Family atmosphere plays key role in Lady Bulldog basketball’s first ever state title

The+Lady+Bulldogs+celebrate+their+state+championship+as+the+final+seconds+tick+away.+At+the+end+of+the+bench%2C+Hannah+Claire+Stephens+hugs+Reese+Underwood.

Meghan Oros

The Lady Bulldogs celebrate their state championship as the final seconds tick away. At the end of the bench, Hannah Claire Stephens hugs Reese Underwood.

Getting on the bus to head to the state tournament was a small moment in the context of the whole trip to Murfreesboro.

After all, the Lady Bulldogs held up the state championship trophy five days later.

But if you happened to be there to watch the team exit the building through a tunnel of cheering students and staff, you would have seen two of the most iconic – albeit, smallest – parts of the Bearden girls basketball team on either end of the procession.

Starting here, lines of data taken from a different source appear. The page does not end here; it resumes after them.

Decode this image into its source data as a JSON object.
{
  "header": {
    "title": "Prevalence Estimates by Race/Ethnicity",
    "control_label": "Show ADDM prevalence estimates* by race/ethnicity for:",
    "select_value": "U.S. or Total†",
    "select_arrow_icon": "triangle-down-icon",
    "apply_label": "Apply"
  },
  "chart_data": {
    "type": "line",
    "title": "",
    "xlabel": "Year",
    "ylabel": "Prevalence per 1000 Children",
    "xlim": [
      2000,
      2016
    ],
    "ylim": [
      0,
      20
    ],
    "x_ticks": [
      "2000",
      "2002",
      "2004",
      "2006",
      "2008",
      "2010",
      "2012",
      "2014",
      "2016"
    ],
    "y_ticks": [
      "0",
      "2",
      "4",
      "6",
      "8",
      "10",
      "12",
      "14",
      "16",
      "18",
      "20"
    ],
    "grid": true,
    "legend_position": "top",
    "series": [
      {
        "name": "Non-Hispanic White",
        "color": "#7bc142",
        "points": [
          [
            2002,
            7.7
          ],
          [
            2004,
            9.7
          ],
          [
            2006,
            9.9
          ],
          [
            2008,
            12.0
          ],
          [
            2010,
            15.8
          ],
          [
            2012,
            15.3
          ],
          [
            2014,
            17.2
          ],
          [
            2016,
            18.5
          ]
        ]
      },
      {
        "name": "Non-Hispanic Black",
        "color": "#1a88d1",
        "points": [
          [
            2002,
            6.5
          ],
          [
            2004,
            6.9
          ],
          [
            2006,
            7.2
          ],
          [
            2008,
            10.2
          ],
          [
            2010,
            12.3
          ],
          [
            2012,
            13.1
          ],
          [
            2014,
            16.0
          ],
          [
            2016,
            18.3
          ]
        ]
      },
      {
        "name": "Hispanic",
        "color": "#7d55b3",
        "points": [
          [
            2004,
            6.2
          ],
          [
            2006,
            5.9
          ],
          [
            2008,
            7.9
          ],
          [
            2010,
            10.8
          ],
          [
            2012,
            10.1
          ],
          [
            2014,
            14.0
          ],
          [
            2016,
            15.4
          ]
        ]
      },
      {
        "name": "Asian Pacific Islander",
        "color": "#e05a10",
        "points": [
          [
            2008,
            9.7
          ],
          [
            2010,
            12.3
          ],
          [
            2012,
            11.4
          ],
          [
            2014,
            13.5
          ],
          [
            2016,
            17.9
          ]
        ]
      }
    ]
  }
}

Landon Underwood was ahead of everyone heading to the bus with a pillow clutched in his arms, and his sister Reese was right behind the final players, pulling two rolling suitcases.

Just two of the team’s biggest fans getting ready for a week of basketball they’d surely never forget.

Coach Justin Underwood’s veteran group won Bearden’s first ever girls basketball state championship in March with a 52-34 win over Farragut, and it would be impossible to separate the family atmosphere surrounding the program from their sustained success.

Coach Underwood and his family have always been close with the players, but perhaps no class has made tighter bonds with Reese and Landon than this year’s senior class. 

The girls have been role models for Coach Underwood’s kids the past four years as they’ve grown up alongside the girls in his program helping to develop both of them as fans, students, and individuals. 

“It’s a great opportunity and chance for my kids to be around young adults to look up to, but also they treasure and just love running around, whether it’s chasing them or watching them at games,” Coach Underwood said. 

But that influence goes both ways as everyone in the Underwood family has helped the girls throughout their time in the program, growing them as individuals both on and off the court. 

“They had a huge impact on us,” said senior Jenn Sullivan, who was named Miss Basketball in Tennessee after the tournament. “At the beginning of the season, we’d go over to Underwood’s house and we’d have a team thing and we’d go over there for a Christmas party.

“His wife Beth was involved with our program a lot, and Underwood’s parents were there supporting us and that was just always very special to us.”

Senior Bailey Burgess, who hit four 3-pointers in the state title game, said she found the Underwoods’ influence on her to be just as great as Coach Underwood says the players’ influence has been on Reece and Landon.

They’re a great family, great role models to look up to, Beth and Justin Underwood,” Burgess said. “They were just great people to be with and look up to.”

Much of that family atmosphere started with the Underwoods’ decision to include Reese and Landon in so many of the team’s activities.

“I would say having his kids there and having his wife there a lot of the time really incorporated the family aspect of our team, and we all felt more connected because of it,” senior Hannah Claire Stephens said.

The bond that the girls have had with Coach Underwood and his kids grew over the years making them a tight knit group.

“They felt like little siblings to us,” Stephens said. “A lot of the time, Reese would shoot basketball with us before practice, and we’d like to ask her about her days and her friends and all of her school stuff.”

When the final seconds ticked away in the state championship game, Reese and Landon were right in the midst of all the excitement – celebrating with their role models.

“The girls do a fantastic job of making [Reese] feel a part of the group, and now that she’s getting a little bit older and later into elementary school, she really wants to emulate them more,” Coach Underwood said. “She wants to go shoot with them or chase them around so I think the older she gets, it gives her a more specific view of what she wants to be.

“[Beth and I] talked a lot about how we couldn’t ask for better examples.”